Saturday 15 March 2014

Forget Man-Made Structures or Attractions, Nature Beckons...


Nowadays when I travel, I prefer going on a hike and a boat trip rather than shop or visit museums. It's impossible to resist the green lungs of the nature reserves, the scenic beauty of the mountains, the aquamarine blue of oceans and rivers that beckon, and the mystery of caves that have existed centuries ago

I have yet to meet anyone who hates the gentle caress of the wind on their skin, the fleeting screech of a seagull or the soothing sounds of waves crashing on the beach.

It is said that reminiscing comes with age. So it is that my appreciation of the amazing wonders of nature has kept pace with the grey hairs that merrily spread their territorial claim on my head.

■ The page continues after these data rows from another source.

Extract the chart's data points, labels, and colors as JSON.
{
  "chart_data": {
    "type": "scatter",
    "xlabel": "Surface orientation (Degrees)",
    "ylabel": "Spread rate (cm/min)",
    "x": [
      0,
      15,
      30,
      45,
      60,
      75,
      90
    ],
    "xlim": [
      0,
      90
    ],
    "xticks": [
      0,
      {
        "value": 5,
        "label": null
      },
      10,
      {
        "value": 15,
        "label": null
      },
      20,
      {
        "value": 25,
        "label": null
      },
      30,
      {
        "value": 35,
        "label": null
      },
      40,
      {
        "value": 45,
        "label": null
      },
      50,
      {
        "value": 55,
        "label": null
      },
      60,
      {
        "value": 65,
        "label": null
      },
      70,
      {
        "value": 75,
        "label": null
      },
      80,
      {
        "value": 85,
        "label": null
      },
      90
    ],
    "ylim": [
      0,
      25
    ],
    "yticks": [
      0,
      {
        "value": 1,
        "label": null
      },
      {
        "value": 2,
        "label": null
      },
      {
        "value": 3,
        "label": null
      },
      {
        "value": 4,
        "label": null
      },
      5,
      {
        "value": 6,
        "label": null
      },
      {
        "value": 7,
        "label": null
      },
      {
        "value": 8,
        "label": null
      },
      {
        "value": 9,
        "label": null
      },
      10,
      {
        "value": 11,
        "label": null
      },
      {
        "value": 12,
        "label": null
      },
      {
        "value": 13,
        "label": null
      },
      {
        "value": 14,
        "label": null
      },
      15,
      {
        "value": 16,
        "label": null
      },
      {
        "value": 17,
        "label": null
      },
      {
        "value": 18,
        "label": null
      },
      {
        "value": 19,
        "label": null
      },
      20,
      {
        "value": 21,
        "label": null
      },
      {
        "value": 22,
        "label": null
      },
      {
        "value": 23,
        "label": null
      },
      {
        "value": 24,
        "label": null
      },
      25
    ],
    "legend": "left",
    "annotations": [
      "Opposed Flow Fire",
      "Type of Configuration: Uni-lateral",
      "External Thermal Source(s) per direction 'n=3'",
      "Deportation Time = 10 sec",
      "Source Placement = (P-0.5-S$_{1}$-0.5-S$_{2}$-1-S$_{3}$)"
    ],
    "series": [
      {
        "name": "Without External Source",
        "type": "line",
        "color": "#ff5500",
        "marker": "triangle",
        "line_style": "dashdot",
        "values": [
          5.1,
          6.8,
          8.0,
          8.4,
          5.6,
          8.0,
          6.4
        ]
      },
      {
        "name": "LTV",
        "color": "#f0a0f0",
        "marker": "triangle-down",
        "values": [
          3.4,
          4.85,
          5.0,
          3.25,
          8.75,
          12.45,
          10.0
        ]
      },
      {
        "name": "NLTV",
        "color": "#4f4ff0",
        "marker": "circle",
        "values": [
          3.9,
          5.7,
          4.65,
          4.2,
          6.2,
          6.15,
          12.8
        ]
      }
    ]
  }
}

I pay more attention now to the rich diversity of wildlife, flora and fauna. The traditions and simple - or challenged - lives of the people and homes I visited. The rich history that has bound and defined existing customs and traditions. Most of all, it's the peace and quiet away from the humdrum of busy city life that I sometimes crave. I get this when I go on such "breaks". 

Many trekking trails in the
mountainous north,
with a small town
My nature sojourns are my way of coping with stress. Recollections of such holidays I will always hold dear, and I hope they will never fade like the pages of an old and tattered book.

Over the past year, I had my Kodak moments of sojourns to Borneo's Gaya Island in Sabah, to Noosa on Australia's Sunshine Coast, both of which I blogged about.  

Most recently, I was captivated by Sapa and Halong Bay in north Vietnam. Especially my overnight stay on the Victory Star, one of many Victorian-day replica ships that cruise the tranquil waters of Halong Bay. 
 Some balancing act!
The tribes in Sapa depend on farming and tourism for a living



Victory Star

Its marketing brochure describes the Victory Star as a luxurious and classic style junk cruise. I was't expecting much, after a rather harrowing 10-hour train ride to and from Sapa in Vietnam's mountainous north (which I'd rather not describe).

The Victory Star was close to a 5-star floating resort. At least in my experience, it was luxury accommodation unexpected. Do your research on TripAdvisor  though, which, to be expected, gives both glowing and not-so-good reviews. 

Close-up view of balcony rooms on Victory Star
Scenic view from the balcony

Our reward was a spacious and clean room with a balcony that has enough room for two to move around, an equally spacious bathroom you would expect in a 4-star hotel  - and a view to kill! The food onboard was good too, although the waiting staff wasn't up to scratch.

It was like a mini UN onboard with folks from Russia, Scotland, France, Poland, China and my fellow Singaporeans. The captain, a French national whose name is Philippe Royer, was  a commanding yet friendly and eager-to-serve personality type. Overall, the service wasn't exactly 5-star but acceptable. With good food and an enthusiastic young crew, I wasn't inclined to complain.


The Legend of Halong

It was my second time in Halong Bay since 2003, yet the sights have not lost their mesmerizing magic.



Halong Bay deserves its UNESCO World Heritage Site status. Nestled in the Gulf of Tonkin, it has some 1,600 islands and islets that form a spectacular seascape of limestone pillars. 

Not many of us know about the mystery of Halong, which means "descending dragon". According to legend, Vietnam had to fight fierce invaders from the north through the sea. Feeling sorry for the country, the Jade Emperor sent the Mother Dragon and her kids to earth to help the ancient Vietnamese folks defend themselves.

The Mother Dragon and her kids burnt the enemies with their divine fire and giant emeralds. The emeralds were scattered around the battlefield on the sea and formed an invincible defensive wall. After thousands of years, emerald "wall" turned into islands and islets of varying sizes and shapes.

Believe the legend or not, close-up Halong Bay is a spectacular sight to behold!  If it's not, it should be on your list of 1,000 places to go before you die. 



Now that I've done Halong Bay twice, I plan to venture further for a date with the aurora borealis (the northern lights) or aurora australis (southern lights). 

Where I go next, it will still be the lure of nature. Dancing lights in the skies, some day it will be you!